Hey I'm new to the forums. I have a Nikon D40X. I've been having trouble focusing for the last few months. I thought I just needed to get my shutter release button cleaned, but now I think it's a problem with the shutter curtain. When I take photos the top half of the photo is black. Anyone know what's causing this/is it expensive to fix or can I fix it myself??


----------



## chip (Dec 14, 2009)

I wouldn't mess with it myself. It isn't easy to fix unless you know what you are doing! I would send it back to Nikon if it is still under warranty. If you, maybe ask for a quote and see how much it costs to get it fixed. If it is more than the camera is worth, just use it for parts.


----------



## IgsEMT (Dec 14, 2009)

What's your shutter speed? are you using a flash. IF shooting at something of 1/400sec with flash indoors, it'll make sense. I think this video explains it well 



You can/should also contact Nikon in regards 1-800-645-6678 (main #) and if you are around NY area, 631-439-2670.
Good Luck


----------



## rvaphotographer (Dec 14, 2009)

It definitely isn't a problem with the flash. I messed with that as soon as it started to happen. I'm pretty positive my shutter is broken. Every time I press the shutter button the screen reads error: press shutter release button again.  I just don't know how it broke. Thanks for the help though.

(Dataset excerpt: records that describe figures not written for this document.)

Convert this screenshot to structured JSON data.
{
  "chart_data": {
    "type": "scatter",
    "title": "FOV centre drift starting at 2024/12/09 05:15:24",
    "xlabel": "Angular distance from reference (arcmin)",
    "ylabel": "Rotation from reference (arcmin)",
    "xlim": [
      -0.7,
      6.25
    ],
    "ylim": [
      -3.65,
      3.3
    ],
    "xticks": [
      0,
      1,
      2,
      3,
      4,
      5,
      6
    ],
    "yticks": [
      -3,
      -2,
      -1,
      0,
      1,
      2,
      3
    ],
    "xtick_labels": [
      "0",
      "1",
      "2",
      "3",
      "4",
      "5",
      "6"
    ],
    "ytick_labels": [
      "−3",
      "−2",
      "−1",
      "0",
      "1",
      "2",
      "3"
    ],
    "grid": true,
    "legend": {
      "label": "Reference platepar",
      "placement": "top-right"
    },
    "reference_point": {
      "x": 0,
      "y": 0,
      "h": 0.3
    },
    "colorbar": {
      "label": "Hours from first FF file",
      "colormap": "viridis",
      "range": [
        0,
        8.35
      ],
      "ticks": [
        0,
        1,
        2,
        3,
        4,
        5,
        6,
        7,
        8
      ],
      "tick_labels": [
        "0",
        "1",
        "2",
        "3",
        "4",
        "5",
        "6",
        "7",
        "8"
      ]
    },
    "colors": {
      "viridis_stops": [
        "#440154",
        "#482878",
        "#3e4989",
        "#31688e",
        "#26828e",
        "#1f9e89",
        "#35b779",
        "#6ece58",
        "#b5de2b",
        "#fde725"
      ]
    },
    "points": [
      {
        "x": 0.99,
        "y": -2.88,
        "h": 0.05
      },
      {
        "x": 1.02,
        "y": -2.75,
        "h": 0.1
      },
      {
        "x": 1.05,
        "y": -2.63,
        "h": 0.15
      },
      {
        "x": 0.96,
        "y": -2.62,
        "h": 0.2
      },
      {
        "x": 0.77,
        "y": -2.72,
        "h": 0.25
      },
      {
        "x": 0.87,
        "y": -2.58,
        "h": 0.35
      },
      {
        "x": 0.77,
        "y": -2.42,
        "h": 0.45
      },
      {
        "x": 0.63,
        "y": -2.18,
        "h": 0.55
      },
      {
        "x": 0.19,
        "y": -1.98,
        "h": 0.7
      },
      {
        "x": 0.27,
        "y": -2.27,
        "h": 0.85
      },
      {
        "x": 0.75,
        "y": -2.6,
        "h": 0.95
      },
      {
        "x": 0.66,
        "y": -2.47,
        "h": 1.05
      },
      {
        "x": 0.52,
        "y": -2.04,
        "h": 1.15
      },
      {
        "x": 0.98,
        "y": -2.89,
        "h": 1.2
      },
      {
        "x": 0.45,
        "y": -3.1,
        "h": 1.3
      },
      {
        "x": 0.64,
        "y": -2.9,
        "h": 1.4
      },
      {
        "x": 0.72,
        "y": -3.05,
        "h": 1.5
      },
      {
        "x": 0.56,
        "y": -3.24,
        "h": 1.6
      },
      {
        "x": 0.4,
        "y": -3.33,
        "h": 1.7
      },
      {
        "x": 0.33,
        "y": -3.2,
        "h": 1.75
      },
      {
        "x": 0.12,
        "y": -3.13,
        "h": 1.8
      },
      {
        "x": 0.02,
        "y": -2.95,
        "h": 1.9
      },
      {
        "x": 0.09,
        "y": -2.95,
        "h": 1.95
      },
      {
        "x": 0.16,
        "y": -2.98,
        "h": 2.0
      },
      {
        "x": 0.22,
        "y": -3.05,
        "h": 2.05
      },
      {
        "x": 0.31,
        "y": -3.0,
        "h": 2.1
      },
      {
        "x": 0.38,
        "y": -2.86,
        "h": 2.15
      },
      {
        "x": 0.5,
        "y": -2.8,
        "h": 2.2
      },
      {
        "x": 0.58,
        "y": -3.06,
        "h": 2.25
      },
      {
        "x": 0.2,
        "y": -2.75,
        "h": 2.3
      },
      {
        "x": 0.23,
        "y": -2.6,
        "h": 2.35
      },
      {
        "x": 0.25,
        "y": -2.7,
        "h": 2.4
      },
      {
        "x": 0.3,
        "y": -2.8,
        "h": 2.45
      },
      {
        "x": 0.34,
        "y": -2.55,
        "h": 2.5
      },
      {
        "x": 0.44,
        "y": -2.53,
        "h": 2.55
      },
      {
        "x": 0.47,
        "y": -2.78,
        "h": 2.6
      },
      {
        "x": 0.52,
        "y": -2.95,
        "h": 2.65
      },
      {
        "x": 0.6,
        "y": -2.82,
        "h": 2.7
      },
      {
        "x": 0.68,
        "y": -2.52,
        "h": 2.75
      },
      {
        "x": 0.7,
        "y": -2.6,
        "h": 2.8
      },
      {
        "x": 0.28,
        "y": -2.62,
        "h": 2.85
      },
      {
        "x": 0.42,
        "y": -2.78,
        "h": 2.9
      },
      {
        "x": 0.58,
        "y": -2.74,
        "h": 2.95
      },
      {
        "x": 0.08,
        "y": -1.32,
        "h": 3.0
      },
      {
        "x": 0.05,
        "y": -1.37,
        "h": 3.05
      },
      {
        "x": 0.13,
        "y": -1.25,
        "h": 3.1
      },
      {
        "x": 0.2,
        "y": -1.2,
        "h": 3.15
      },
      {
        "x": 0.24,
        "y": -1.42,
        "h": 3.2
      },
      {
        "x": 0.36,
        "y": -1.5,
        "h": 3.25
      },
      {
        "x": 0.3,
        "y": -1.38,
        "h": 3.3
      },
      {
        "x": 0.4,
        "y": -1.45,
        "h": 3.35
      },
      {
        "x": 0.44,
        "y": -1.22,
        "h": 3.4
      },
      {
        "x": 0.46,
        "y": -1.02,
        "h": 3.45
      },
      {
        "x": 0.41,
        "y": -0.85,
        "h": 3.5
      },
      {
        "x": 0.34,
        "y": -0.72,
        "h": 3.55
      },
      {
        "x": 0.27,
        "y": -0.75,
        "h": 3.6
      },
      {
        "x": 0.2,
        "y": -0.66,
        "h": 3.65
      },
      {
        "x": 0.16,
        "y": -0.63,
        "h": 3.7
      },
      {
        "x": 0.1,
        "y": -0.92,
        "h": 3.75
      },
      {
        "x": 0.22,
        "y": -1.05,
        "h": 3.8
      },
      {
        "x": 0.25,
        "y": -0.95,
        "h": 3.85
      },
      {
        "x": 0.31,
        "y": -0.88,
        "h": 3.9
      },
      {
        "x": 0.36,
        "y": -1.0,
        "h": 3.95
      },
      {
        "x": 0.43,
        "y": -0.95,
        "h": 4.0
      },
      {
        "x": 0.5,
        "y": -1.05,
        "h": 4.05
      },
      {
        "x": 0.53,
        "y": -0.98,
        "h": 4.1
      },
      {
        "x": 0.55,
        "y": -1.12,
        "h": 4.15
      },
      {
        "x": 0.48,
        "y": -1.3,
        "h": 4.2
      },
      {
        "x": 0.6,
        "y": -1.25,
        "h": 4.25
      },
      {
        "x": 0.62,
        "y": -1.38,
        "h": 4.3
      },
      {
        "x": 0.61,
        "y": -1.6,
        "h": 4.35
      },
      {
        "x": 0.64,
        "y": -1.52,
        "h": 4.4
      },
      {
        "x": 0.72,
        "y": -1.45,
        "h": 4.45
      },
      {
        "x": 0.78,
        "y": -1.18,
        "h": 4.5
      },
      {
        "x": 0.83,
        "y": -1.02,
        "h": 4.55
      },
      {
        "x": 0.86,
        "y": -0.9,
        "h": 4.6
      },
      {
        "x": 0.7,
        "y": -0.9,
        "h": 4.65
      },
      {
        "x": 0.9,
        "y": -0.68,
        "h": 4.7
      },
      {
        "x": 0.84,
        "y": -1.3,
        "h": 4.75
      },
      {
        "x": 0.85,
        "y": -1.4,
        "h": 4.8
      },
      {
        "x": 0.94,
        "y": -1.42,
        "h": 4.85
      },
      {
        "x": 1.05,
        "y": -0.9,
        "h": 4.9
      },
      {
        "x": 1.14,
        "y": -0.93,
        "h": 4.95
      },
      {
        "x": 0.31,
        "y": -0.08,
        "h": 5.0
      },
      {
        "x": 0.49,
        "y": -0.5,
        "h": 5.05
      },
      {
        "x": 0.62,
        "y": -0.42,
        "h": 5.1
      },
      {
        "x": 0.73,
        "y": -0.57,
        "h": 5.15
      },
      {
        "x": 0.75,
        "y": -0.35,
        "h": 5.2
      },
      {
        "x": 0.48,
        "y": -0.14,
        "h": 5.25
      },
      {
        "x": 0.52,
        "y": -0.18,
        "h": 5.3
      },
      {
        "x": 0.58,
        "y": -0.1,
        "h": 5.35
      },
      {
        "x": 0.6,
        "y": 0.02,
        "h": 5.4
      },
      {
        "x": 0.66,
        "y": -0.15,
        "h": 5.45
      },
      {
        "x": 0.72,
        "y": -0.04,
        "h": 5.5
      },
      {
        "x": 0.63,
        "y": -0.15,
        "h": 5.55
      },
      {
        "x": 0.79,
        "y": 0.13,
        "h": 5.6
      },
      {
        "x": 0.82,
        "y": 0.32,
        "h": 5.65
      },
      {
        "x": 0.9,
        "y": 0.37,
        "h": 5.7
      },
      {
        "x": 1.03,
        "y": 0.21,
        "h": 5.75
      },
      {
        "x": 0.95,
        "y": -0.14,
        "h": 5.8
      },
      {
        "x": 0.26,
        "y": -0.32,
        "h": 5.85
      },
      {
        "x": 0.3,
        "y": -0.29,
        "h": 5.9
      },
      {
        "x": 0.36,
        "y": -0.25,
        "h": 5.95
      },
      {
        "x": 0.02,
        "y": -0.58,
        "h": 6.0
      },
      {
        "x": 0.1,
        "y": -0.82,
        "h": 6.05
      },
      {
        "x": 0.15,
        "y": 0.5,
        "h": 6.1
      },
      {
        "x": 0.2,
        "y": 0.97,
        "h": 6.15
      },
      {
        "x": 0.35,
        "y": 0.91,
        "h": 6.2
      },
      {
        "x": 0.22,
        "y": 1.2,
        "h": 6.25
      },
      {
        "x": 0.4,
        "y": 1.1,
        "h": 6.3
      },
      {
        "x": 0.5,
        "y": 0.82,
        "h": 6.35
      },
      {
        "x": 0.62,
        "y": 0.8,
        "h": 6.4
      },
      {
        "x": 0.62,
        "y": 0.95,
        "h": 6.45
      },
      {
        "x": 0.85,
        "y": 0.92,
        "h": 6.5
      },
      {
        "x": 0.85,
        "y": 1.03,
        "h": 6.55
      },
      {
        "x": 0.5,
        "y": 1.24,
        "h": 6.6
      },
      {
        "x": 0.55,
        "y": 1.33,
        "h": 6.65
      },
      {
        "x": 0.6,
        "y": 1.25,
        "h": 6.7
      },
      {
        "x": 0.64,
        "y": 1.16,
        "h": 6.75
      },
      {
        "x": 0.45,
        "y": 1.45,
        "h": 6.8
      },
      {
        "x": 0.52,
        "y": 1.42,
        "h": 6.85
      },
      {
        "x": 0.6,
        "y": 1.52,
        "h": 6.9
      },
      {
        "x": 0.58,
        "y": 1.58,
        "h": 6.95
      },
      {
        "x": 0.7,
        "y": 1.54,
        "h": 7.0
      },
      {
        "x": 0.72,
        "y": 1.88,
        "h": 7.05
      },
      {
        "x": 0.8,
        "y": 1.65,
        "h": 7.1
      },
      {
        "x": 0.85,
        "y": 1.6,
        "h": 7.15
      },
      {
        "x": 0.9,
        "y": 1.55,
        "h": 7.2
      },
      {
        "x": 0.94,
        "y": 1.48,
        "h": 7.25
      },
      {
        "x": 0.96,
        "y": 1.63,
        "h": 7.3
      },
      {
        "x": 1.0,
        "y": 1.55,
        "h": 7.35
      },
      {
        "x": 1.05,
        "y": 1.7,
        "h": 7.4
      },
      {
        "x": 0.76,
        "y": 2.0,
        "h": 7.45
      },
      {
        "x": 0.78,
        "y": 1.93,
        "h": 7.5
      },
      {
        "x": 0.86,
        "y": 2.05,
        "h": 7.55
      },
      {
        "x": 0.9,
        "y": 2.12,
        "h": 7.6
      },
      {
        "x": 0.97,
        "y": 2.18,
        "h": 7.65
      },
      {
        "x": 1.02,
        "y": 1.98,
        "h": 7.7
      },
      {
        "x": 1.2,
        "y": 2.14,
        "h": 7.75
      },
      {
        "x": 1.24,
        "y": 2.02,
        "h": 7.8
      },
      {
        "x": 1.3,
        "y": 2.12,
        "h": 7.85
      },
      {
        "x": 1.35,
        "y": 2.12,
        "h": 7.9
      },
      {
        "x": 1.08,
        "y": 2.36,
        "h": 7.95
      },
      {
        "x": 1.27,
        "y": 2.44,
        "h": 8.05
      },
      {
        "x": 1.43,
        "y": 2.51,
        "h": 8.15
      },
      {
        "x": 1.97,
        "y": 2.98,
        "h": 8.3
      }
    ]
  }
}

I'm definitely calling Nikon though. And I'm gonna have to get a quote because it isn't under warranty any more. =[


----------



## KmH (Dec 15, 2009)

rvaphotographer said:


> It definitely isn't a problem with the flash. I messed with that as soon as it started to happen. I'm pretty positive my shutter is broken. Every time I press the shutter button the screen reads error: press shutter release button again. I just don't know how it broke. Thanks for the help though.
> 
> I'm definitely calling Nikon though. And I'm gonna have to get a quote because it isn't under warranty any more. =[


The average expected shutter life on a D40 is about 50,000 clicks. Some fail sooner, some fail later. The D40's not listed but you can look at the D50 numbers: Camera Shutter Life Database

Shutter replacement will run you about $250/$300 including insured shipping to/from Nikon. Since the warranty has expired, there are several Nikon approved independent repair shops, which means Nikon will sell them replacement parts. Nikon Authorized Repair List


----------